In response to this, Ries admitted that he sometimes gets angry when he hears this common misconception and tells such critics to turn to page nine of his book where he states that the philosophy is not simply about doing exactly what customers want.
What Lean Startup is about, he said, is being honest about what is working and what isn’t, and finding reliable ways to measure success. Ries noted that in many large companies employees in different departments use different methods of measuring success, and generally, each department believes that they are responsible for the company’s increase in sales.
“There are different realities within the same company,” Ries said, and said that uniform metrics are essential.
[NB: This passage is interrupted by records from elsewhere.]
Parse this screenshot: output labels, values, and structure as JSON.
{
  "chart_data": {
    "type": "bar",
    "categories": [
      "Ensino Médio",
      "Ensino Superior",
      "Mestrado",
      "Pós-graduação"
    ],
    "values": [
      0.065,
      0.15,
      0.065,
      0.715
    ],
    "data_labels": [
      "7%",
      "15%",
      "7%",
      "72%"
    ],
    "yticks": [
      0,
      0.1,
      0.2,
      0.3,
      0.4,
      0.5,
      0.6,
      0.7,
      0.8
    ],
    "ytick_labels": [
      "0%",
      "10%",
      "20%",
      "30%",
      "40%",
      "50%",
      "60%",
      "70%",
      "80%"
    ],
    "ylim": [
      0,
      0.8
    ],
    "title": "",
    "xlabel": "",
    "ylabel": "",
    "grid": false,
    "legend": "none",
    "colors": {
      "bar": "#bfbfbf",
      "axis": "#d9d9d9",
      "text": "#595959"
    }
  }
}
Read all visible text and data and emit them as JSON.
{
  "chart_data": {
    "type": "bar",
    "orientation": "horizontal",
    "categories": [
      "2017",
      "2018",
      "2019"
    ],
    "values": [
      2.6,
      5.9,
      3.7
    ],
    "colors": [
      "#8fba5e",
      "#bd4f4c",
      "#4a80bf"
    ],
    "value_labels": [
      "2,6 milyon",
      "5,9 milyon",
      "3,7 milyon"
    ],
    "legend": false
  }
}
Bradshaw asked what Ries thought of “vanity metrics,” or metrics that mostly make founders and employees feel good about their company, but aren’t truly reflective of growth.
“Using vanity metrics to make your competitors want to kill themselves is great,” Ries said. “But using them to evaluate progress – if they’re misleading – is not good.”
In response to a question from someone watching via live stream, Ries cautioned against creating a startup because it’s cool, or for the possibility of making money quickly.
“If you really want to do a startup,” he said, “go work for another startup and learn from a visionary.”
He also said that programs like Y Combinator, where founders get candid feedback from real pros, can be very valuable.
In response to another audience member’s question, Ries assumed that this person had an idea for a startup that they thought was stupid. Ries’ advice: “Try it. Test it. In two weeks, have an MVP and then you’ll see if it’s stupid.”
What’s next for Ries?
“Do you know how long it took me to come up with Lean Startup?” Ries replied initially.
But he then said that he’s working on a book that addresses a lot of common questions he has received over the years from large companies. Questions about supply chain, return on investment and legal issues. Doesn’t sound so exciting. But if it’s anything like his first book, it will be a tremendous hit. And the basic message will still be the same: “Don’t bullshit yourself. Are your strategies working? If not, re-think them.”